AbstractRandall’s plaque is significantly associated with the occurrence of nephrolithiasis. However, the microenvironment of Randall’s plaque is poorly characterized. To investigate the microenvironment of Randall’s plaque, we analyzed single-cell RNA data of 3 Randall’s plaque and 3 normal renal papillae tissue and identified 11 different cell types. We screened differentially expressed genes among all cell types between Randall’s plaque and normal renal papillae. The microenvironment showed two cell types with multiple stone formation-associated transcriptomic programs. Contrary to previous studies, we did not observe macrophage M1/M2 imbalance. Notably, we detected ossification-associated macrophage is enriched in Randall’s plaque and validated GPNMB and ACP5 were potential biomarkers on the ossification-associated macrophage.
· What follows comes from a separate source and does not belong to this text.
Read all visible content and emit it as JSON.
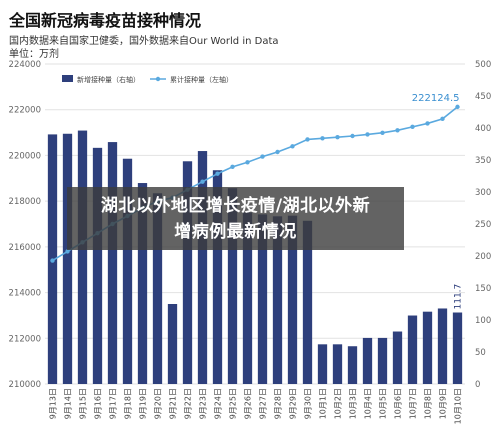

We also identified an endothelial subset harboring active communication (COL15A1+ PCDH17+ endothelial, DPECs) with other cells. Together with Immunofluorescence, we validated ossification-associated macrophage and DPECs are enriched in Randall’s plaque tissue. Finally, cell-to-cell communication revealed that Loop of Henle, DPECs, and osteoblasts-associated macrophages was the main source of SPP1 signaling. Our work will further the understanding of the microenvironment among Randall’s plaque tissues and provide deep insight into immune modulation.